La coccinelle à 16 points fréquente divers milieux comme les dunes côtières, les berges sableuses des rivières, les prairies sèches, les friches, les sous bois, les pelouses, les jardins, les landes, les haies... La coccinelle à 16 points peut-être rare ou absente localement et abondante ailleurs. On retrouve cette coccinelle du niveau de la mer, jusqu'à 400/500 mètres d'altitude.

La coccinelle à 16 points mesure de 2,5 à 3,5 millimètres. Les élytres, jaune clair à rosâtre, ornées chacune de 8 points noirs dont certains peuvent être réunis, possèdent une ligne suturale sombre. Le dos est bombé. Les pattes sont jaunâtres. Les antennes sont courtes. On peut observer parfois des formes mélaniques.
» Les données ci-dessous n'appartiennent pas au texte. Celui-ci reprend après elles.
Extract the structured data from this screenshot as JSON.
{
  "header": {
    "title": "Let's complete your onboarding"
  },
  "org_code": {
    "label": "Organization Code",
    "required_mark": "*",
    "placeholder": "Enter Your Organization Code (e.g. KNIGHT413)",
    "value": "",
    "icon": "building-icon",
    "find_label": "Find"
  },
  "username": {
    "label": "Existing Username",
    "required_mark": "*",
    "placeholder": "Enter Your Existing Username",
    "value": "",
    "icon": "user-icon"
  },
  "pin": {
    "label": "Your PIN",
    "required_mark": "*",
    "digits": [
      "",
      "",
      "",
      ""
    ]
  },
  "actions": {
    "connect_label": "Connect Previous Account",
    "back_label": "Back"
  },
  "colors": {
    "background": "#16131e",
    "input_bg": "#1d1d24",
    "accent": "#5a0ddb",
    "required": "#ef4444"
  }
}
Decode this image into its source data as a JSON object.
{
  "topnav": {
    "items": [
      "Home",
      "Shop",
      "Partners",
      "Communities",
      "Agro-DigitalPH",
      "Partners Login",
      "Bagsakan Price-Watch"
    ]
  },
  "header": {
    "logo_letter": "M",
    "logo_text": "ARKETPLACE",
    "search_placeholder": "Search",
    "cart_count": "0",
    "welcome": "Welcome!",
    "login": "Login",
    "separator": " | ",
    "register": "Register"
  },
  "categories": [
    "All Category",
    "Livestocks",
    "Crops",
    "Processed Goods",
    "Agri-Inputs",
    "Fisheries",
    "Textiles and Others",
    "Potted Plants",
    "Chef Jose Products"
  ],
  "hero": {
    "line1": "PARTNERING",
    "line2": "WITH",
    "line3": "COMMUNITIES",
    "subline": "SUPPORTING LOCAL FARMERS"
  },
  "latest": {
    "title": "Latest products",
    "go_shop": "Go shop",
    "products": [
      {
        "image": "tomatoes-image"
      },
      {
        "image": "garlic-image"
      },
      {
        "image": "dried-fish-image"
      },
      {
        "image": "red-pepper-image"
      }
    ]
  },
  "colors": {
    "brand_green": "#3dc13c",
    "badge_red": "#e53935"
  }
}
La coccinelle à 16 points est une coccinelle mycophage (moisissures notamment), que l'on observe souvent sur les graminées. Ses mandibules portent un "peigne" lui permettant de rassembler les spores des champignons. De la même façon cette coccinelle s'alimenterait de pollen. Certains auteurs indiquent que la coccinelle à 16 points se nourrit de pucerons et d'acariens, mais ce point reste à confirmer, notamment à cause de la spécialisation des mandibules.

Il y a plusieurs générations de coccinelles à 16 points tout au long de l'année. Les représentants de la dernière génération hibernent en s'agrégeant dans des endroits secs et chauds (murs d'habitations exposés au sud par exemple), mais également dans l'herbe ou sur des piquets. La sortie d'hibernation a lieu dès les beaux jours du printemps, en mars/avril.

En allemand la coccinelle à 16 points s'appelle : sechzehnpunkt-marienkäfer, en angalis : sixteen-spot ladybird et en néerlandais : zestienpuntlieveheersbeestje.